You can watch the video below:
Jeff Sessions says that Trump's family separation policies are not like Nazi Germany because Nazis "were keeping the Jews from leaving." (via Fox) pic.twitter.com/KDkd3xMPBw
— Kyle Griffin (@kylegriffin1) June 19, 2018
In Nazi Germany, Jews were initially deported and relocated into ghettos before the Third Reich decided to enact the Final Solution, which resulted in six million Jews getting murdered in German concentration camps.
So the people being held can reunite with their families and leave? Sessions unloads another crock. I call BS!
— Shirley U (@EclecticKnitter) June 19, 2018
Sessions here seems to be implying that the two situations are totally different because his ultimate goal with these migrants is to send them out of the United States, back to where they came from. And that’s his defense.
When you have to defend your policy being compared to Nazism…just sayin'
— Susan Danzen (@LovemanythingsL) June 19, 2018
In some cases, migrant parents were told their children were being taken to bath or shower (sound familiar?) and were never reunited with their kids.

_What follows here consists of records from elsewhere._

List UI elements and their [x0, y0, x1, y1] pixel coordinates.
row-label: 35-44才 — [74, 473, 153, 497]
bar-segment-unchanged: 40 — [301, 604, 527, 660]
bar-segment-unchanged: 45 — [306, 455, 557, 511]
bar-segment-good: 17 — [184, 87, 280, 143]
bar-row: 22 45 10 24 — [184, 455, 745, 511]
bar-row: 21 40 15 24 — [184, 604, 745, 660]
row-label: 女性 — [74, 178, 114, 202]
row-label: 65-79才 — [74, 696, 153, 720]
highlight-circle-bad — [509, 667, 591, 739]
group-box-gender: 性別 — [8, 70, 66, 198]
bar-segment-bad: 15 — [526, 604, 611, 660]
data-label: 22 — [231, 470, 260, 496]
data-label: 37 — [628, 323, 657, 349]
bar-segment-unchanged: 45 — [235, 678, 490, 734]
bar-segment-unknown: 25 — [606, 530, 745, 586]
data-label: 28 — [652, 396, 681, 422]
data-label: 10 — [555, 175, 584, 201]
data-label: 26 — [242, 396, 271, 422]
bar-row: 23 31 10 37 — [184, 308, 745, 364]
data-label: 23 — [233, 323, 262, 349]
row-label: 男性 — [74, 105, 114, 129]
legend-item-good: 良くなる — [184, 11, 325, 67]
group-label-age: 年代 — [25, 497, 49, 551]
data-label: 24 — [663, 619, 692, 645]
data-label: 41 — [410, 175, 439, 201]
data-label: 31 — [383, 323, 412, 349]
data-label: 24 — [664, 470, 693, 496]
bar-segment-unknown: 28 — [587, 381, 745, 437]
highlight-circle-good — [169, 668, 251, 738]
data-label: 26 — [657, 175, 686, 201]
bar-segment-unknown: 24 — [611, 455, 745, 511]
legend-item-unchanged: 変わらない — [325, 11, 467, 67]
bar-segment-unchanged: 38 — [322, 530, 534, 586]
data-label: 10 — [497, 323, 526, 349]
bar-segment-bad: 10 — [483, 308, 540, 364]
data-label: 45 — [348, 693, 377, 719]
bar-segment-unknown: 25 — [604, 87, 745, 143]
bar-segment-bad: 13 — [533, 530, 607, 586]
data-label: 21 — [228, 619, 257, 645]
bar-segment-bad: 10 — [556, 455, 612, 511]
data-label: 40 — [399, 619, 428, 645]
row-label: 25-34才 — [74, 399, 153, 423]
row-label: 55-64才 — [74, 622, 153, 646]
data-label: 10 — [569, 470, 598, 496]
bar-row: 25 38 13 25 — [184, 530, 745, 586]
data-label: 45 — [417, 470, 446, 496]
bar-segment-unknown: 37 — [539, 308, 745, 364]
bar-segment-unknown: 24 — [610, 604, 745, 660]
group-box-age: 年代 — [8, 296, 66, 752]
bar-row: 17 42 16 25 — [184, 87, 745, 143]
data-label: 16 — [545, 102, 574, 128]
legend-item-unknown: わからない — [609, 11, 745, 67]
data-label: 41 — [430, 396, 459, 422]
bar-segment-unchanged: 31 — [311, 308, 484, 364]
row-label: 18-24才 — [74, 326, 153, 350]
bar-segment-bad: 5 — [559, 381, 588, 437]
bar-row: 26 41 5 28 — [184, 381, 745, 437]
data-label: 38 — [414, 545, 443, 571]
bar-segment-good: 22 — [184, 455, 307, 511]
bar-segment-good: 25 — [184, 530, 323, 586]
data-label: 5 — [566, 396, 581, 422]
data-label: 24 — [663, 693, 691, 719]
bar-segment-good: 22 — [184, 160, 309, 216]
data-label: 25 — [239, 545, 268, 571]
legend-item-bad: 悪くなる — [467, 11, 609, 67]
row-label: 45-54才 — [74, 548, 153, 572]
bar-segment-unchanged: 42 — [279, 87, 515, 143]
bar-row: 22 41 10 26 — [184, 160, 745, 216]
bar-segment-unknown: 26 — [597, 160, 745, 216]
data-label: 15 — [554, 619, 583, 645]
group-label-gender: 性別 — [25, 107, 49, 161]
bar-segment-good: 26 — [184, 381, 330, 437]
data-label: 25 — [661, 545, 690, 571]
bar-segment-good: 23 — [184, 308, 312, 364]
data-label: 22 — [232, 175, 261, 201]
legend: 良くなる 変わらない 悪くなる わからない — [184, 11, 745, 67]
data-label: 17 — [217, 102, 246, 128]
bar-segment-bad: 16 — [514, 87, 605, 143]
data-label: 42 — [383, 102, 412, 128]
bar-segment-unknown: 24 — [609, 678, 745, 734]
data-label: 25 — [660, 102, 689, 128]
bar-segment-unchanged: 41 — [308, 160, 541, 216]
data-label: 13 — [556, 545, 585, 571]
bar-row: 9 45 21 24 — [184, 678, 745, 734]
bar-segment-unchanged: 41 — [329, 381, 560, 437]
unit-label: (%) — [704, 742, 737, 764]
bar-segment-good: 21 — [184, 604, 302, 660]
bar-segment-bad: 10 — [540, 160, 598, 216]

Check your history @JeffSessions_ . It started with mass deportations of jews without german status. Spawned the ineffective 1938 League of Nations Convention on the Status of Refugees coming from Germany
— Paul MacLatchy (@pmaclatchy) June 19, 2018
Children are being kept in large cages, many of which are lit 24/7, rendering sleep impossible. Many kids are sleeping on mats on the floor, and are only allowed outside for 1-2 hours per day.
So the children in cages are free to leave?
— Crobb (@Crobb19) June 19, 2018
Parents and children have described the conditions in the detention centers as “freezing cold” and lacking “good food.”
On Monday, Wikipedia added the detention centers to its list of concentration camps, citing the crowded conditions and abuse children are facing from being separated from their families.